Launched in June 2011 and managed by the Health and Human Services Department, the Fatherhood.gov Web site is part of the president’s Fathering and Mentoring Initiative.

It offers parenting advice, including the line “Take time to be a dad today.” It also links to dating Web sites, and asks visitors to sign a pledge to “do everything we can” for “our children and for young people whose fathers are not around.”

“President Obama grew up without his dad, and has said that being a father is the most important job he has,” the Web site says.

In addition to the pledge, the Web site includes a wide range of topics for fathers, including domestic violence, stepfamilies, “incarceration and reentry” and child support and custody issues.

A “games and activities” section encourages fathers to direct their children to the PBS Kids Web site for “curriculum based entertainment.” It also recommends Sesame Street, Nickelodeon and Disney Web sites.

Under “Valentine’s Day Activities,” in addition to making cards and baking sweets, the Web site includes a link to the National Healthy Marriage Resource Center, a clearinghouse on marriage issues. There, fathers can find relationship advice, including tips on dating.

One article posted by the National Healthy Marriage Resource Center suggests that individuals list the characteristics they are seeking in a mate.
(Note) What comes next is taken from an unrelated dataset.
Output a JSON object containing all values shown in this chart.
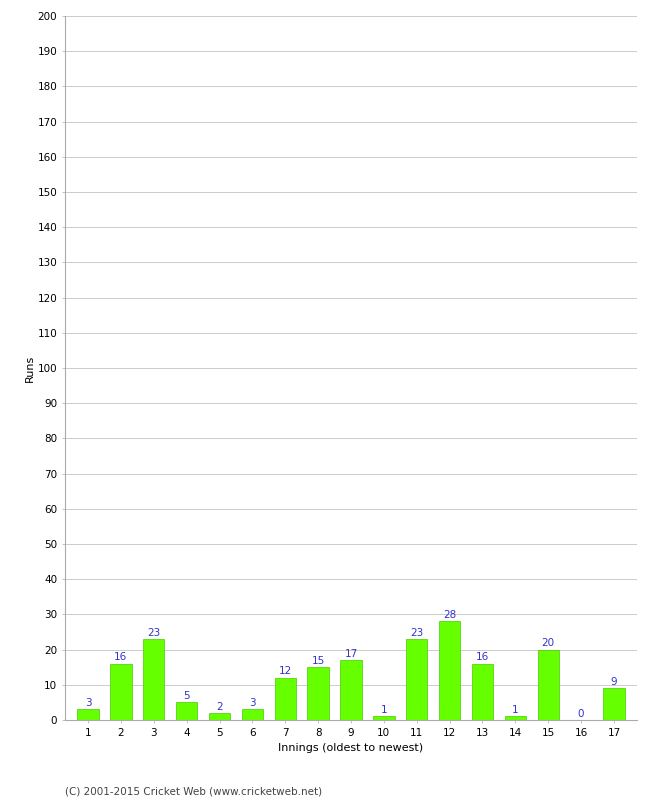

It also advises them to pay attention to “deal breakers.”

“A deal breaker might be someone who smokes, has a huge amount of debt, doesn’t like dogs, didn’t graduate from high school, etc.,” the article states. “Deal breakers will vary from person to person, but you should not compromise on the things that are important to you.”

A section on “premarital communications” says couples should talk about “everything” before getting married – including topics such as have you “ever had a sex change” and “are you legally single.”

Talk about everything before marriage like your families, parenting styles, career goals and aspirations, where you want to live, where you like to vacation, religious preferences, where you grew up, what your childhood was like, finances, finances, finances, budgeting, credit reports, health issues, have you ever been incarcerated, confined to a mental institution, ever had a sex change, have children from a previous relationship, are you a fugitive, are you bisexual, ever declared bankruptcy, HIV/AIDS, STDS, previous pregnancies, do you want children, and are you legally single. Talk about everything. The more you know the better decisions you can make.

A 54-minute podcast with “relationship experts” discusses the pros and cons of un-married couples living together. One expert states at the beginning of the podcast that he does not want to be an “infomercial” against living together because “I did it.”

The podcast offers statistics showing that the majority of couples who live together don’t get married and those who live together before they get married have higher rates of divorce.

The National Healthy Marriage Resource Center – launched with initial funding from the Health and Human Services Department -- also offers a video clip of First Lady Michelle Obama’s Nov. 1 interview with the New York Times in which she says “good marriages take work” and that it would be unfair to young people to represent marriage as “this perfection that doesn’t exist.”